Troian Bellisario Is Not Here For Photoshopping & Unrealistic Images

Photo: D Dipasupil/FilmMagic.
Troian Bellisario has a message for advertisers about photoshopping. As someone who has spoken publicly about struggling with her body image and an eating disorder, Bellisario believes that photoshopped images contribute to the issue.
The actress shared a video about a law in France which requires models to get a doctor's note confirming they are at a healthy weight. It also necessitates that photoshopped images be labeled as such.
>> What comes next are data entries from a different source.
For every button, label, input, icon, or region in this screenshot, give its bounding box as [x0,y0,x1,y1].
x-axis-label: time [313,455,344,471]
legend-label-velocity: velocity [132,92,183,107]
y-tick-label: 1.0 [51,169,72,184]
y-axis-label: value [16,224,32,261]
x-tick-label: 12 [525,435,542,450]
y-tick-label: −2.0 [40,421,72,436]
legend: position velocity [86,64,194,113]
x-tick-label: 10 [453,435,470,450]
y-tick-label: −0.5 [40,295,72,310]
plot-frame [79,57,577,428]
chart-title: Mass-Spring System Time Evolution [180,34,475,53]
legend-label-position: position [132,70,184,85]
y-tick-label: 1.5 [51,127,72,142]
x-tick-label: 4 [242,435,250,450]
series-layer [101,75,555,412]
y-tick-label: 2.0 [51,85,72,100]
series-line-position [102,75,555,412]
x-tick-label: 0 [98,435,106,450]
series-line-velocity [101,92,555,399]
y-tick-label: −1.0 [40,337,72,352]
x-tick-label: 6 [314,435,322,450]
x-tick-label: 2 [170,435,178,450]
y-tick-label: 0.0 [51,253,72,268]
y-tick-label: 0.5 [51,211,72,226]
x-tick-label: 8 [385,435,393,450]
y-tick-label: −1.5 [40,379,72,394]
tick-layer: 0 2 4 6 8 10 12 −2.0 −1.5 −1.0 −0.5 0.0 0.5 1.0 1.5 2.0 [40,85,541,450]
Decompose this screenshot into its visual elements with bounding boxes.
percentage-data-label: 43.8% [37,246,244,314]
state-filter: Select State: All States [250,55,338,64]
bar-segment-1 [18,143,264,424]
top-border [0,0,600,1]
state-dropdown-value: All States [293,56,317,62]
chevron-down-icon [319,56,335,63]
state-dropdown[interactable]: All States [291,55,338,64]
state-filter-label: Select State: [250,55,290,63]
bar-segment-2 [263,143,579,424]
While Bellisario addressed wanting to avoid shaming naturally thin people with the first part of the French law, she wholeheartedly agrees with the second half. "We in America should have MANDITORY [sic] WARNINGS on images in advertisements & PRESS that have been doctored," she writes in her Instagram post. "Because the real issue (in my opinion) is that we are selling products (clothes, perfume, music, film) on unrealistic and doctored images of people. And I for one would want to know, I would want my friends to know and strangers and especially young men and women to know if they were looking at something real or something fake."
Bellisario continued in her post saying that she believes that some products are sold on the basis of comparison with these heavily altered images with the idea that we "need to buy this product to be like the person in the ad. And feel better about ourselves."
Other celebrities have expressed a similar stance on photoshopping. Earlier this year, model Emily Ratajkowski called out fashion magazine Madame Figaro for unrealistically altering an image of her for their cover. Lena Dunham thanked Glamour for leaving their cover shot of her and the cast of Girls unretouched.
Many studies have been conducted on this subject. According to research published in the New Media & Society journal, spending even as much as 30 minutes looking at fitness influencers and models on Instagram can have a negative effect on a person's self-esteem. Another study published just earlier this year found that people who looked at photos of thin models had a smaller perception of what an ideal body looked like than those who looked at plus-size models.
Bellisario ended her post by describing a world she hopes could be possible writing, "What an amazing world it would be if we could just acknowledge that. And then celebrate that we all look different, have different bodies and different backgrounds and histories, and then find all of those differences beautiful."